Despite the full table status of the game, we were still expecting others and at precisely 9:17 in walked the newly dubbed “Empty-handed Pat.” Fuckin’ guy strolls in with not an offering to be seen. You couldn’t bring a flat of blueberries or a barrel of monkeys?! Nothing?! At least Cockman brought a box full of cookies! Of course, 23 seconds later…
“Where’s your cookies now?”
– Edward G. Robinson to a crying child
Someone at the table was responsible for yet another possible title for the self-improvement parody book I’m (very slowly) working on:
“An Ineffective Approach to Success.”
My already meager-to-non-existent royalties are being gobbled up by these relentless “title pirates”.
That’s a good title.
No, it wasn’t Dave Chappelle. He came over later though to help clean up. Great guy!
Every now and then the EBPG gets what the in the poker world is known as a “rail”, which is basically just non-playing onlookers. On this night, Eddie dragged in his friend, Rik Cannon, (real name/correct spelling) who is,
1 – a 56-year-old owner of an 18-year-old’s head of hair (infuriating!)

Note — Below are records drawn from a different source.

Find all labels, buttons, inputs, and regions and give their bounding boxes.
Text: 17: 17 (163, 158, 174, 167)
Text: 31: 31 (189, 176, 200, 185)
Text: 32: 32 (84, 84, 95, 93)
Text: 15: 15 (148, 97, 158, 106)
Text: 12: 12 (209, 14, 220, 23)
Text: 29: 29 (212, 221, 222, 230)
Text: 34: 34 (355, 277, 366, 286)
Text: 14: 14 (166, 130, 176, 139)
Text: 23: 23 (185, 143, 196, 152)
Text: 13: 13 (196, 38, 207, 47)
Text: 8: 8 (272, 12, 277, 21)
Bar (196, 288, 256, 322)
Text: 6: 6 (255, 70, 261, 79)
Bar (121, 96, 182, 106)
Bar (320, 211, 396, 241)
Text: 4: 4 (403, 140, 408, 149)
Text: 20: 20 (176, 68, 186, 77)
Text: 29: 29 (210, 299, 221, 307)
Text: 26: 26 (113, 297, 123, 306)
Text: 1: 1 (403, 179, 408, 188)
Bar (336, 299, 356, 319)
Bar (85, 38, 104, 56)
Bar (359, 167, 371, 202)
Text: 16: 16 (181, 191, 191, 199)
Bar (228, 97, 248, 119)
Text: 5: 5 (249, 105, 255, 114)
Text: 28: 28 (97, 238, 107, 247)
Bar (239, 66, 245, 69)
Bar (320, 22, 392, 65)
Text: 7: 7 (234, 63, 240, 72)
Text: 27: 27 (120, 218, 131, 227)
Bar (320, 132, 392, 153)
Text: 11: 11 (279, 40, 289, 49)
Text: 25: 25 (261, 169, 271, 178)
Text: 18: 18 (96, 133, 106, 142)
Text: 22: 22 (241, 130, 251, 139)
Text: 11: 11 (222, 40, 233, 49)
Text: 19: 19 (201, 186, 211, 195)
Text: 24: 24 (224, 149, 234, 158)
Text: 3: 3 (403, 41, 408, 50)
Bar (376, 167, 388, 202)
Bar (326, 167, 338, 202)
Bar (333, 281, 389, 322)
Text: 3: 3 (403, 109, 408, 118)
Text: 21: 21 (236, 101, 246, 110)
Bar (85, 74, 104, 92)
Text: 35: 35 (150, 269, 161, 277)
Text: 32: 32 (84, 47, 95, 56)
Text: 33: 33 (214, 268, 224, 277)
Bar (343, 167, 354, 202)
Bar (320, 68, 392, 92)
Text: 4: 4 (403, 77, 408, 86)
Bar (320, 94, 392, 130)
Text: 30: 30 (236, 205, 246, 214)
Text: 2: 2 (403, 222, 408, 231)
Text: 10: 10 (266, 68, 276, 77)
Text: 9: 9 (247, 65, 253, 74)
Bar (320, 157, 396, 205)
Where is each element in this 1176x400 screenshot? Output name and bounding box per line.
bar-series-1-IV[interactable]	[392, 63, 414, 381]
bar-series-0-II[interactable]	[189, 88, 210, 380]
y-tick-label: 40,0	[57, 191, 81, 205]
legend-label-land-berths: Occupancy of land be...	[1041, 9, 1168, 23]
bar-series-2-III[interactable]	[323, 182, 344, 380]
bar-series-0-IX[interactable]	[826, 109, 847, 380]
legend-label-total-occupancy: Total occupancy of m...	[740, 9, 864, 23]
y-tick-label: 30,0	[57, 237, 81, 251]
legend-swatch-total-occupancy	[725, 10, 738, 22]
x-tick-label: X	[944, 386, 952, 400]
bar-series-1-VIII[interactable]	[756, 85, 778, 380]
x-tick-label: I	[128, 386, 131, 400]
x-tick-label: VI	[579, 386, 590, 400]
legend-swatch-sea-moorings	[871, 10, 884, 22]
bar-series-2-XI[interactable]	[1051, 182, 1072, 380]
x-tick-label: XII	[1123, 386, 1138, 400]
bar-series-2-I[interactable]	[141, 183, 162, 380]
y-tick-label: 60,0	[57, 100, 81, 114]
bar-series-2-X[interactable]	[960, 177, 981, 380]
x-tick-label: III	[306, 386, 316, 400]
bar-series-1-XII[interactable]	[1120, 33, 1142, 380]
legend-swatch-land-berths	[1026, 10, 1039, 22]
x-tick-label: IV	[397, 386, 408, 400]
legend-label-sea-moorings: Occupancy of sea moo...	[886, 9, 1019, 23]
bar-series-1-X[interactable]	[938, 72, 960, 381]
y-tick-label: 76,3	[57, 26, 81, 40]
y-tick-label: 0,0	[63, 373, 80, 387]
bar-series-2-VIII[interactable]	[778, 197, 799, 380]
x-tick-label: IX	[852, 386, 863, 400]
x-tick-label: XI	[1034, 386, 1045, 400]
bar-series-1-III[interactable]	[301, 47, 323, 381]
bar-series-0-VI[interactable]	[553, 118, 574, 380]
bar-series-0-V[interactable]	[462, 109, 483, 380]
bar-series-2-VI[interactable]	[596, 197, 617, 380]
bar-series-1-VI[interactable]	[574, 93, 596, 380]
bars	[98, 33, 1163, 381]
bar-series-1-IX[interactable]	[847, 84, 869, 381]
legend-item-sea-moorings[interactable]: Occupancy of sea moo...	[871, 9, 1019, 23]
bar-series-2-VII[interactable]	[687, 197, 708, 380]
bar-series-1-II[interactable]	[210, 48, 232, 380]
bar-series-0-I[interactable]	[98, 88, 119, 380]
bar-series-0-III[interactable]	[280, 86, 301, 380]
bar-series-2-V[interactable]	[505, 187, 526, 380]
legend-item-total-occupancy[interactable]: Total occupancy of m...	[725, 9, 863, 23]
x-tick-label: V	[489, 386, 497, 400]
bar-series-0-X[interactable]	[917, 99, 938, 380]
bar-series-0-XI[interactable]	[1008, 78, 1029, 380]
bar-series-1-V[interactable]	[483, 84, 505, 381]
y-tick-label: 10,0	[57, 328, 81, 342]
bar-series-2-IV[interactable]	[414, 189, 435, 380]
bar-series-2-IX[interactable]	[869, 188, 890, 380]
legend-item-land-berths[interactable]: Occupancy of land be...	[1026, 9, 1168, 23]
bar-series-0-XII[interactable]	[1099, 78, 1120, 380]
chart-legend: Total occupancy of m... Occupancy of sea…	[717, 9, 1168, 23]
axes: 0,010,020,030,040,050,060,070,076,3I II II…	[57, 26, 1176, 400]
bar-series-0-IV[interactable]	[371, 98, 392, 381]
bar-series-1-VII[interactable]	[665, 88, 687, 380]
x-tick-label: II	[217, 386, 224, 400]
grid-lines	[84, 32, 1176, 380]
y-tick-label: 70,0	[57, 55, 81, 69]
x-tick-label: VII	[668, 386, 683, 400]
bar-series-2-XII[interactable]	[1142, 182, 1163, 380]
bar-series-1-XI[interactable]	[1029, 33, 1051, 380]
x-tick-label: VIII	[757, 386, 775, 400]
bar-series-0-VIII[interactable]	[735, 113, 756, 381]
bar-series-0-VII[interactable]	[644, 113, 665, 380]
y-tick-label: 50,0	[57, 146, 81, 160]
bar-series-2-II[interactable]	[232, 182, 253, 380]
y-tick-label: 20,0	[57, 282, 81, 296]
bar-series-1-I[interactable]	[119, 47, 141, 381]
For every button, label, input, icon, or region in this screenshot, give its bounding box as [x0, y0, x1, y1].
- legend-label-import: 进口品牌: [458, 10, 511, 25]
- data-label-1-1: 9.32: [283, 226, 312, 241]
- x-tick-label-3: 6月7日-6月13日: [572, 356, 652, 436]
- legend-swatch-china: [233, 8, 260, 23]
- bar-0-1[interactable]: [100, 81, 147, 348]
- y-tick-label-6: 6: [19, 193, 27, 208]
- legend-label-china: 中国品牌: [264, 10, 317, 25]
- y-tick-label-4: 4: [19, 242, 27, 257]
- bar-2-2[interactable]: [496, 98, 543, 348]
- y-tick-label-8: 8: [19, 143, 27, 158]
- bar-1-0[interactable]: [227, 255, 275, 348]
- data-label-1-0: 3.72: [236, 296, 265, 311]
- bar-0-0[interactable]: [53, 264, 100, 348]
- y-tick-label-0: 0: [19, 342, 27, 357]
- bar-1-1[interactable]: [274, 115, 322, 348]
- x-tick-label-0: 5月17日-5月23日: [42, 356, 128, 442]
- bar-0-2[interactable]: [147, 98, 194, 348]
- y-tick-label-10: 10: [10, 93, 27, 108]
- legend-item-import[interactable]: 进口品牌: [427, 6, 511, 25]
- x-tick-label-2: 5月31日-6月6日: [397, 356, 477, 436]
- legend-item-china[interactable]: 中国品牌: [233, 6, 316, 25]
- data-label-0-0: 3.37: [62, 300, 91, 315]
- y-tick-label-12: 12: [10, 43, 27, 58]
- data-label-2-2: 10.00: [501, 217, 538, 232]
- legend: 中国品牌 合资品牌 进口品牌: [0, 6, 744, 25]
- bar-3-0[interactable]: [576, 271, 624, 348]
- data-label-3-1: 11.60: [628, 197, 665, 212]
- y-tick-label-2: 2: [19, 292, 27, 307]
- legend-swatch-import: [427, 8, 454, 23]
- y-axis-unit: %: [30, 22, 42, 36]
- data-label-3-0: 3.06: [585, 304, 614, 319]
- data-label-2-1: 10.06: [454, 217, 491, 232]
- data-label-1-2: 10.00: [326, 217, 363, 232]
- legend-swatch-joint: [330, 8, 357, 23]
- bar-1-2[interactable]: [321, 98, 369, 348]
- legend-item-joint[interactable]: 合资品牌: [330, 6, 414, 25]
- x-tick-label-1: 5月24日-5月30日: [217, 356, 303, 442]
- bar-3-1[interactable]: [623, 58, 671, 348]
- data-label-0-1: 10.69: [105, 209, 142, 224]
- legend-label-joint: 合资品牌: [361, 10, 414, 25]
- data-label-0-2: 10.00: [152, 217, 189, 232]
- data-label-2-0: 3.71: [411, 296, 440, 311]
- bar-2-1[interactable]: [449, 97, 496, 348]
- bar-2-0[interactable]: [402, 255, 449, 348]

and 2 – the producer of Eddie’s new Video Podcast, “OG Talk”, taped at the Organic Grill in NYC in front of a live studio audience. “OG Talk” is an Efrem Zimbalist, Jr. co-production! I think.
Great guests from all walks of life who care for their own well-being
and have compassion for the world around them.
In casinos, poker dealers always “burn” a card before turning any over. That means taking one card off the top of the deck and basically throwing it off to the side without revealing it. We don’t do that, however, which led Pat to muster his most authoritative voice to over-confidently state, “No Burnin’. Just turnin’.”
We’re having t-shirts made up as we speak. For $50 extra it’ll come with the official EBPG logo!
For the record, Pat spent the latter part of the evening “turnin'” some very good cards, sweeping 2 very large pots in the last round of play.
And speaking of sweeps, Angelo (of all motherfuckers!) (nice guy though) swept the showdowns with a full table meaning he raked in well over his original buy-in. Not a bad way to end your evening.
The next EBPG will be sometime in the near future, hopefully before another one of us dies.
Unlike in many other years, we will not be having a Super Bowl EBPG because Eddie and I will actually be heading to “my place of having gone through puberty” – the San Francisco Bay Area, where we’ll be performing at the legendary Throckmorton Theater (GET YOUR TICKETS NOW!) and watching the big game at the home of my roommate from 1986! It’s what the kids back in my day did not call “cray cray.”
The Hammadown was brought to you by Coca Cola:
You don’t have to drink it to know it can unclog a toilet faster than Drano.